October 9, 2000
It was their choice to build a city at the end of a rural road
It may seem like standard practice for commuters to pay the price for growth, but we need to question the differing standards applied to commuter rights to the road by Redmond and King County.
When Redmond was regulating the sewer line construction for Redmond Ridge, lane closures were not allowed before 9 a.m. in the morning or after 3:30 p.m. in the afternoon. Redmond was more concerned with commuters getting to school and to work than Quadrant meeting its construction deadlines.
Now it's King County regulating Quadrant's road improvements to Novelty Hill Road and citizen interests and impacts are being ignored.

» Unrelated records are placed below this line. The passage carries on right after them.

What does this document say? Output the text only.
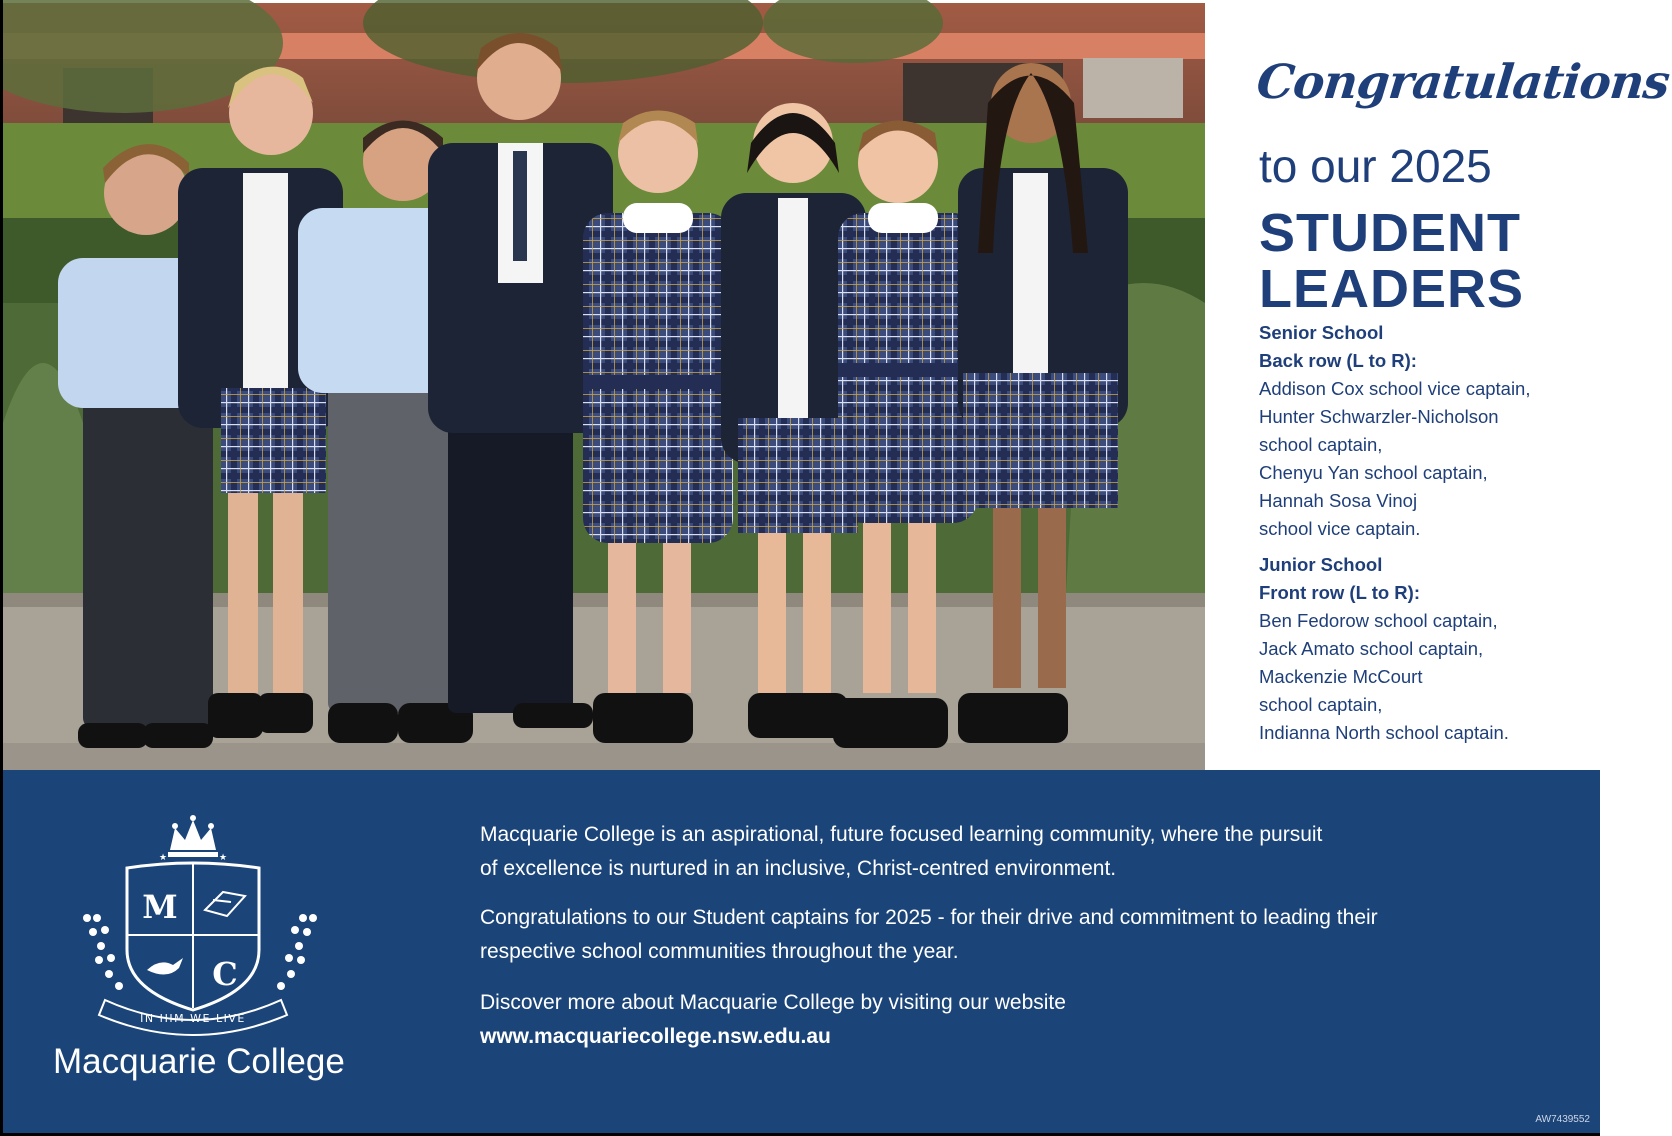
Congratulations
to our 2025
STUDENT
LEADERS
Senior School
Back row (L to R):
Addison Cox school vice captain,
Hunter Schwarzler-Nicholson
school captain,
Chenyu Yan school captain,
Hannah Sosa Vinoj
school vice captain.
Junior School
Front row (L to R):
Ben Fedorow school captain,
Jack Amato school captain,
Mackenzie McCourt
school captain,
Indianna North school captain.
★	★
M
C
IN HIM WE LIVE
Macquarie College
Macquarie College is an aspirational, future focused learning community, where the pursuit
of excellence is nurtured in an inclusive, Christ-centred environment.
Congratulations to our Student captains for 2025 - for their drive and commitment to leading their
respective school communities throughout the year.
Discover more about Macquarie College by visiting our website
www.macquariecollege.nsw.edu.au
AW7439552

A homeowner leaving his home at 8 a.m. anywhere near Redmond Ridge is now facing at least 30 minutes to get to Avondale Road. 30-plus minutes to go 1.5-2 miles that would otherwise take about 3 minutes. To make matters worse, traffic in the one open lane is being consistently stopped to let every Quadrant truck have precedence in getting to and from the sites of construction.
Homeowners who live on Novelty and Union Hills didn't want this city built. They certainly didn't want the traffic.
The least King County can do is to keep the commute hours open on Novelty Hill Road so kids aren't late for school and workers can get to their jobs.
If it costs Quadrant a few more dollars, remember that it was their choice to build a city at the end of a rural road.